J’ai très vite quitté le circuit académique, car j’ai travaillé très tôt, à 16 ans, dans l’hôtellerie, car j’ai une famille d’hôteliers. Je m’orientais vers une carrière dans ce secteur, et j’ai tout lâché pour ma peinture. J’ai tout consacré à ma peinture à partir de 2005. J’ai commencé à faire des expos, des marchés de l’art, il y avait une dominance autour du surf et du skate dans mon travail, étant surfeur depuis mon plus jeune âge.
Le surf, j’ai commencé à Anglet à une époque où il y avait une quinzaine de surfeurs sur toute la longueur de la plage. Quand j’ai découvert le surf, ça a été l’axe principal et la nourriture de mon travail. C’est sur une planche que je m’inspire, c’est sur une planche que je réfléchis les toiles que je vais faire. J’ai commencé en décorant les planches des amis, j’ai ensuite rencontré Space Junk, une galerie qui travaille autour de la board culture.
Ça n’a pas été une décision difficile, ça c’est fait plutôt naturellement. J’ai pas mal d’encouragements familiaux du côté de l’art parce que j’ai un oncle qui est photographe, une tante qui est enseignante aux Beaux Arts et aquarelliste, un autre oncle expose entre New York et Paris. Je suis inspiré par la famille et un mouvement qui m’entoure.
Oui, j’ai fait mon entrée dans la peinture par le mur, par l’extérieur. Ça n’était pas vraiment du street art, plutôt du vandalisme, car j’ai commencé en peignant sur des murs et des trains avec une équipe de graffeurs qui étaient des amis de l’école. C’est là que j’ai pris goût à la peinture et surtout à la bombe. Plus tard j’ai fait mes première toiles à la bombe et au POSCA. J’ai évolué avec une base de graffeur, qui avait envie de courir et se faire courir après dans des zones industrielles et des dépôts de trains. C’était mon ambiance, c’est là que j’ai aimé les sensations. Au-delà d’aller chercher des grandes vagues à Guéthary, j’ai aimé chercher des sensations dans ce genre d’endroits. Je suis souvent allé à Barcelone pour peindre des murs et rencontrer des gens.

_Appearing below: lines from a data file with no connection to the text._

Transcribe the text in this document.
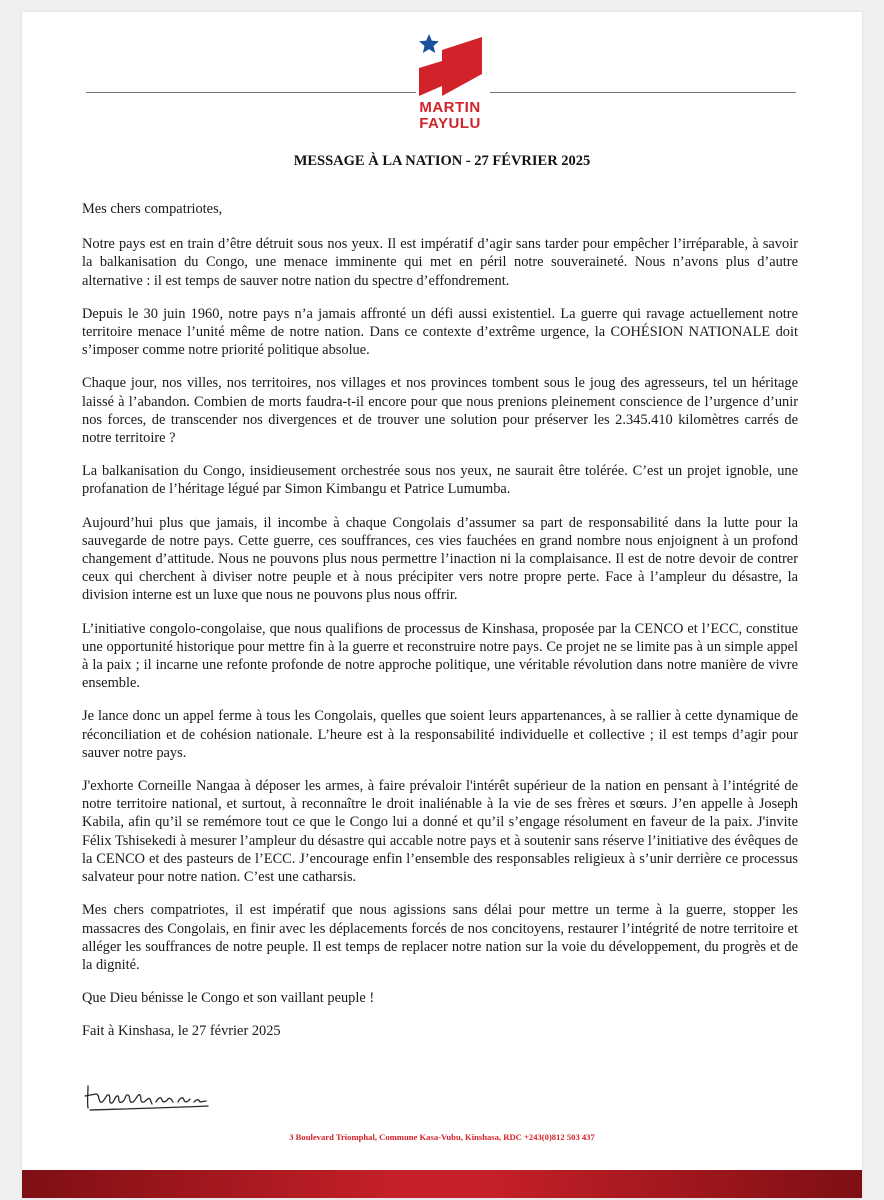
MARTIN
FAYULU
MESSAGE À LA NATION - 27 FÉVRIER 2025

Mes chers compatriotes,

Notre pays est en train d’être détruit sous nos yeux. Il est impératif d’agir sans tarder pour empêcher l’irréparable, à savoir la balkanisation du Congo, une menace imminente qui met en péril notre souveraineté. Nous n’avons plus d’autre alternative : il est temps de sauver notre nation du spectre d’effondrement.

Depuis le 30 juin 1960, notre pays n’a jamais affronté un défi aussi existentiel. La guerre qui ravage actuellement notre territoire menace l’unité même de notre nation. Dans ce contexte d’extrême urgence, la COHÉSION NATIONALE doit s’imposer comme notre priorité politique absolue.

Chaque jour, nos villes, nos territoires, nos villages et nos provinces tombent sous le joug des agresseurs, tel un héritage laissé à l’abandon. Combien de morts faudra-t-il encore pour que nous prenions pleinement conscience de l’urgence d’unir nos forces, de transcender nos divergences et de trouver une solution pour préserver les 2.345.410 kilomètres carrés de notre territoire ?

La balkanisation du Congo, insidieusement orchestrée sous nos yeux, ne saurait être tolérée. C’est un projet ignoble, une profanation de l’héritage légué par Simon Kimbangu et Patrice Lumumba.

Aujourd’hui plus que jamais, il incombe à chaque Congolais d’assumer sa part de responsabilité dans la lutte pour la sauvegarde de notre pays. Cette guerre, ces souffrances, ces vies fauchées en grand nombre nous enjoignent à un profond changement d’attitude. Nous ne pouvons plus nous permettre l’inaction ni la complaisance. Il est de notre devoir de contrer ceux qui cherchent à diviser notre peuple et à nous précipiter vers notre propre perte. Face à l’ampleur du désastre, la division interne est un luxe que nous ne pouvons plus nous offrir.

L’initiative congolo-congolaise, que nous qualifions de processus de Kinshasa, proposée par la CENCO et l’ECC, constitue une opportunité historique pour mettre fin à la guerre et reconstruire notre pays. Ce projet ne se limite pas à un simple appel à la paix ; il incarne une refonte profonde de notre approche politique, une véritable révolution dans notre manière de vivre ensemble.

Je lance donc un appel ferme à tous les Congolais, quelles que soient leurs appartenances, à se rallier à cette dynamique de réconciliation et de cohésion nationale. L’heure est à la responsabilité individuelle et collective ; il est temps d’agir pour sauver notre pays.

J'exhorte Corneille Nangaa à déposer les armes, à faire prévaloir l'intérêt supérieur de la nation en pensant à l’intégrité de notre territoire national, et surtout, à reconnaître le droit inaliénable à la vie de ses frères et sœurs. J’en appelle à Joseph Kabila, afin qu’il se remémore tout ce que le Congo lui a donné et qu’il s’engage résolument en faveur de la paix. J'invite Félix Tshisekedi à mesurer l’ampleur du désastre qui accable notre pays et à soutenir sans réserve l’initiative des évêques de la CENCO et des pasteurs de l’ECC. J’encourage enfin l’ensemble des responsables religieux à s’unir derrière ce processus salvateur pour notre nation. C’est une catharsis.

Mes chers compatriotes, il est impératif que nous agissions sans délai pour mettre un terme à la guerre, stopper les massacres des Congolais, en finir avec les déplacements forcés de nos concitoyens, restaurer l’intégrité de notre territoire et alléger les souffrances de notre peuple. Il est temps de replacer notre nation sur la voie du développement, du progrès et de la dignité.

Que Dieu bénisse le Congo et son vaillant peuple !

Fait à Kinshasa, le 27 février 2025

3 Boulevard Triomphal, Commune Kasa-Vubu, Kinshasa, RDC +243(0)812 503 437
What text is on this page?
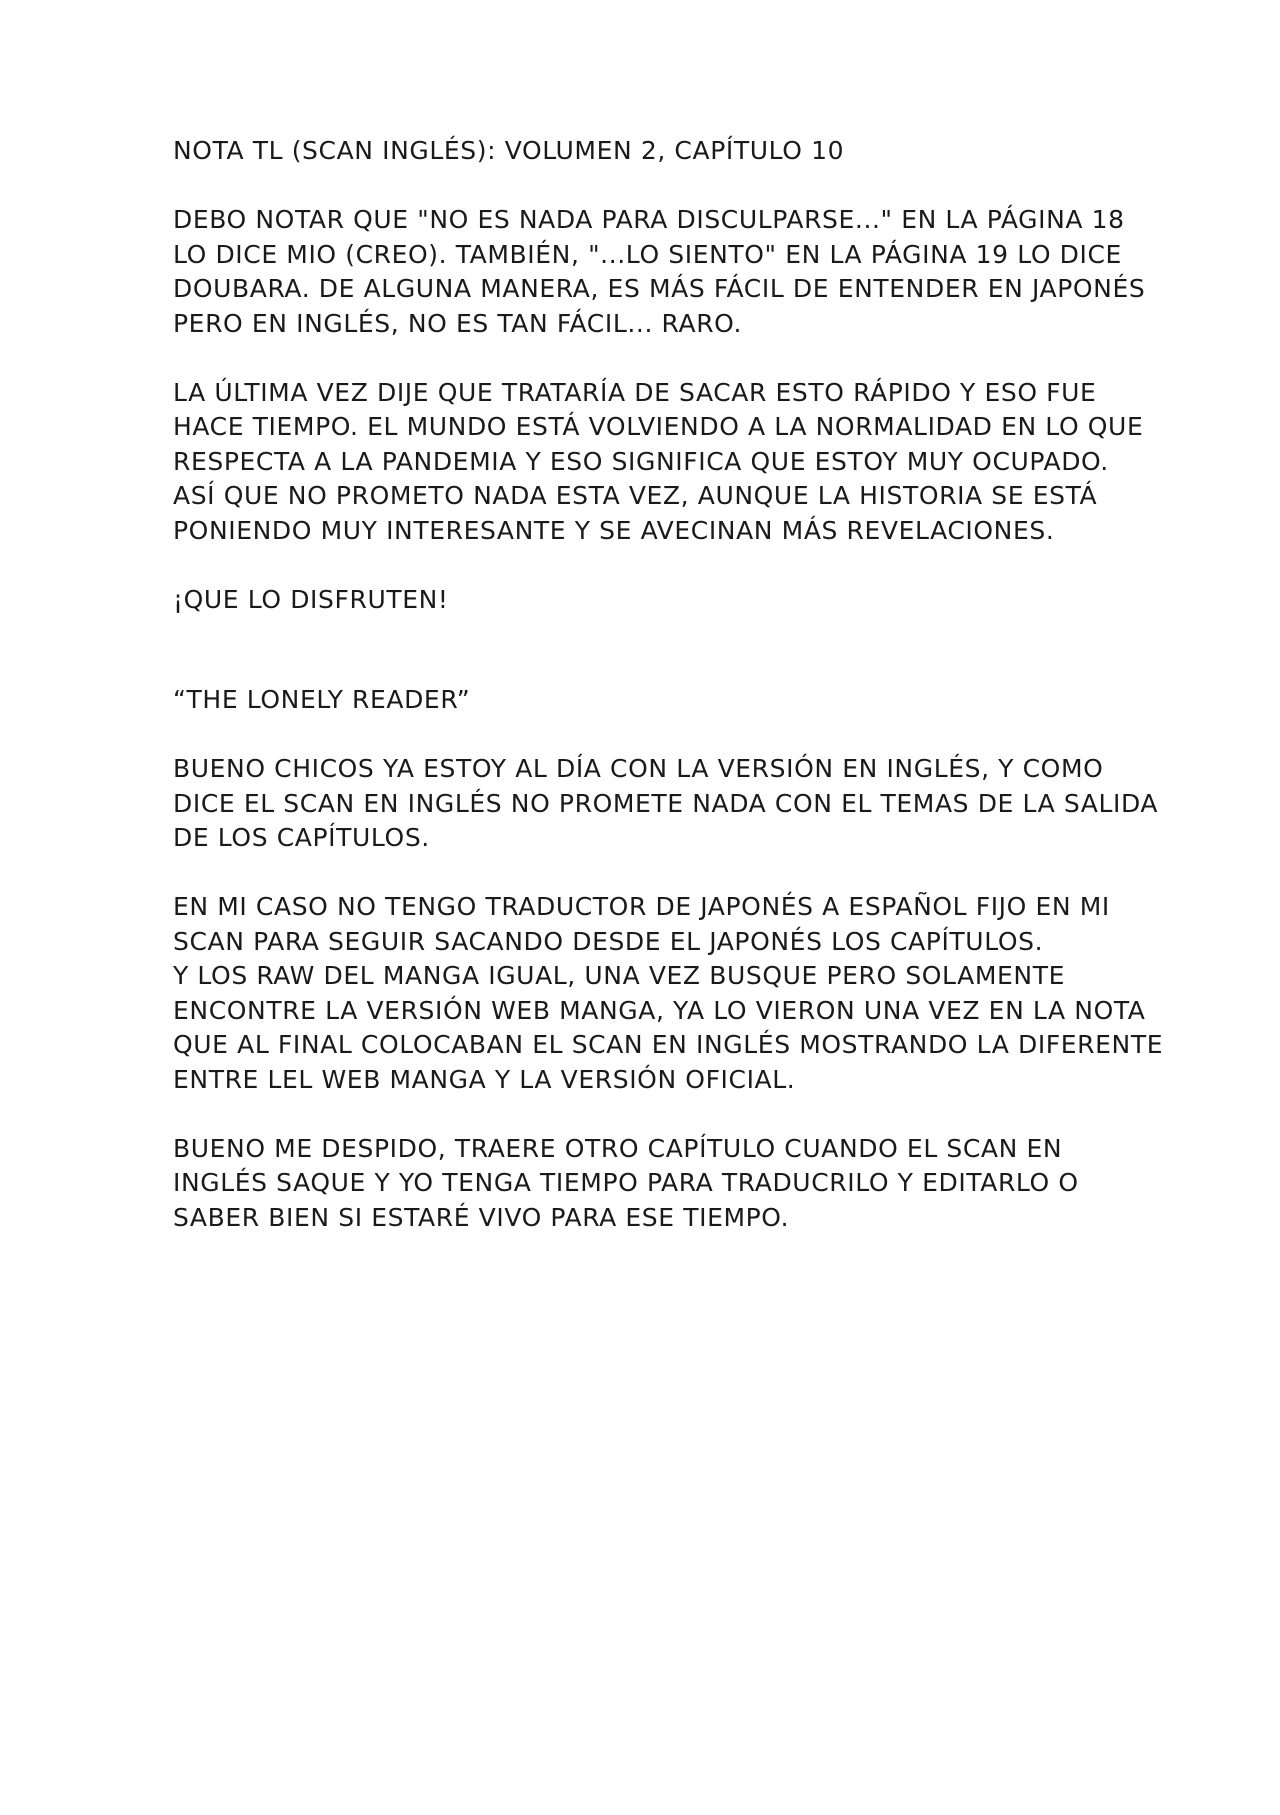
NOTA TL (SCAN INGLÉS): VOLUMEN 2, CAPÍTULO 10

DEBO NOTAR QUE "NO ES NADA PARA DISCULPARSE..." EN LA PÁGINA 18
LO DICE MIO (CREO). TAMBIÉN, "...LO SIENTO" EN LA PÁGINA 19 LO DICE
DOUBARA. DE ALGUNA MANERA, ES MÁS FÁCIL DE ENTENDER EN JAPONÉS
PERO EN INGLÉS, NO ES TAN FÁCIL... RARO.

LA ÚLTIMA VEZ DIJE QUE TRATARÍA DE SACAR ESTO RÁPIDO Y ESO FUE
HACE TIEMPO. EL MUNDO ESTÁ VOLVIENDO A LA NORMALIDAD EN LO QUE
RESPECTA A LA PANDEMIA Y ESO SIGNIFICA QUE ESTOY MUY OCUPADO.
ASÍ QUE NO PROMETO NADA ESTA VEZ, AUNQUE LA HISTORIA SE ESTÁ
PONIENDO MUY INTERESANTE Y SE AVECINAN MÁS REVELACIONES.

¡QUE LO DISFRUTEN!

“THE LONELY READER”

BUENO CHICOS YA ESTOY AL DÍA CON LA VERSIÓN EN INGLÉS, Y COMO
DICE EL SCAN EN INGLÉS NO PROMETE NADA CON EL TEMAS DE LA SALIDA
DE LOS CAPÍTULOS.

EN MI CASO NO TENGO TRADUCTOR DE JAPONÉS A ESPAÑOL FIJO EN MI
SCAN PARA SEGUIR SACANDO DESDE EL JAPONÉS LOS CAPÍTULOS.
Y LOS RAW DEL MANGA IGUAL, UNA VEZ BUSQUE PERO SOLAMENTE
ENCONTRE LA VERSIÓN WEB MANGA, YA LO VIERON UNA VEZ EN LA NOTA
QUE AL FINAL COLOCABAN EL SCAN EN INGLÉS MOSTRANDO LA DIFERENTE
ENTRE LEL WEB MANGA Y LA VERSIÓN OFICIAL.

BUENO ME DESPIDO, TRAERE OTRO CAPÍTULO CUANDO EL SCAN EN
INGLÉS SAQUE Y YO TENGA TIEMPO PARA TRADUCRILO Y EDITARLO O
SABER BIEN SI ESTARÉ VIVO PARA ESE TIEMPO.
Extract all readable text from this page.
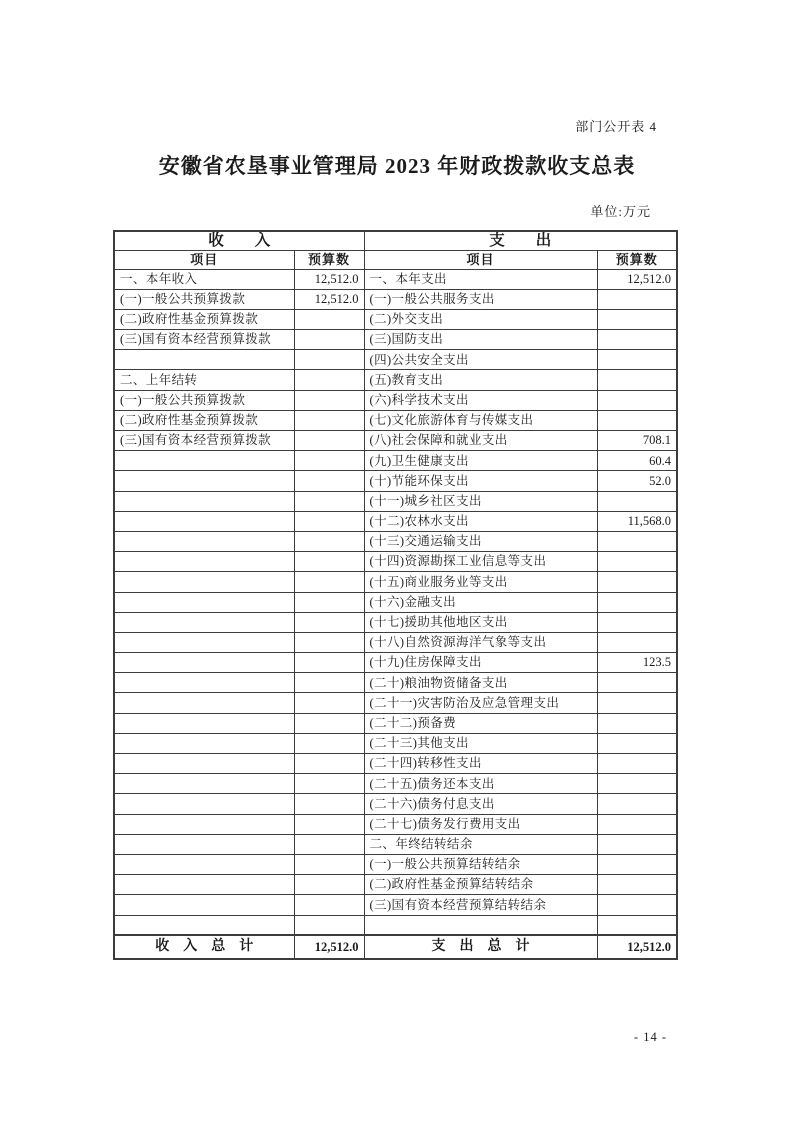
部门公开表 4
安徽省农垦事业管理局 2023 年财政拨款收支总表
单位:万元
收　　入		支　　出	
项目	预算数	项目	预算数
一、本年收入	12,512.0	一、本年支出	12,512.0
(一)一般公共预算拨款	12,512.0	(一)一般公共服务支出	
(二)政府性基金预算拨款		(二)外交支出	
(三)国有资本经营预算拨款		(三)国防支出	
		(四)公共安全支出	
二、上年结转		(五)教育支出	
(一)一般公共预算拨款		(六)科学技术支出	
(二)政府性基金预算拨款		(七)文化旅游体育与传媒支出	
(三)国有资本经营预算拨款		(八)社会保障和就业支出	708.1
		(九)卫生健康支出	60.4
		(十)节能环保支出	52.0
		(十一)城乡社区支出	
		(十二)农林水支出	11,568.0
		(十三)交通运输支出	
		(十四)资源勘探工业信息等支出	
		(十五)商业服务业等支出	
		(十六)金融支出	
		(十七)援助其他地区支出	
		(十八)自然资源海洋气象等支出	
		(十九)住房保障支出	123.5
		(二十)粮油物资储备支出	
		(二十一)灾害防治及应急管理支出	
		(二十二)预备费	
		(二十三)其他支出	
		(二十四)转移性支出	
		(二十五)债务还本支出	
		(二十六)债务付息支出	
		(二十七)债务发行费用支出	
		二、年终结转结余	
		(一)一般公共预算结转结余	
		(二)政府性基金预算结转结余	
		(三)国有资本经营预算结转结余	

收　入　总　计	12,512.0	支　出　总　计	12,512.0
- 14 -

L’hiver dernier, j’ai habité à Paris pour me développer dans ma peinture et mes rencontres. J’ai beaucoup peint vers la Bellevilloise [une salle de concert dans le quartier de Belleville], il y a une rue qui est renommée pour peindre en pleine journée quand on le souhaite. J’y ai retrouvé mon goût pour la peinture murale puisqu’ici, dans le Sud-Ouest, il n’y a pas autant d’autorisations et de liberté pour s’exprimer sur les murs.
Je prends de plus en plus goût au grand format, à la peinture au rouleau, à la bombe. Autour de chez moi, je me suis très vite arrêté car j’ai eu des problèmes et des amendes à payer. Je me suis mis à 200 % dans les toiles à partir de 2007, j’ai commencé à produire vraiment beaucoup. D’ailleurs j’en ai plein mon atelier et je ne sais pas quoi en faire ! Ça devient des bons crus de ma production car j’apprécie encore de les regarder.
Je commence rapidement par le négatif : la façon dont on est formaté en école d’art est une chose qui rend l’art un peu trop académique et trop carré. Je n’aime pas la forme conceptuel de l’art qui demande des grands discours sur trois traits que l’on fera sur une toile blanche. Je ne suis pas contre l’art conceptuel, mais c’est pour moi la façon de formater les artistes. J’ai été alternatif dans ma façon de travailler. À l’école, j’ai quand même appris ce que tous les artistes apprennent : le volume, la lumière, le clair-obscur, la trois dimension, les outils numériques comme Photoshop et Illustrator. J’aime retoucher, meubler mes images, mes dessins, changer.
Ce qu’apporte une école d’art c’est aussi un réseau, des rencontres, le partage avec d’autres artistes. J’étais jeune, je ne me rendais pas compte, et quand j’étais à l’école d’art je travaillais en même temps, je menais deux vies. Très tôt, je trouvais normal de travailler pour acheter ce que l’on avait envie d’acheter. Surtout que je suis un grand consommateur de toiles, de bombes et de peinture. Pour moi, c’était normal de travailler en parallèle, j’ai mis ma qualification artistique au second plan un moment, je l’ai regretté, mais je suis revenu très vite vers la peinture.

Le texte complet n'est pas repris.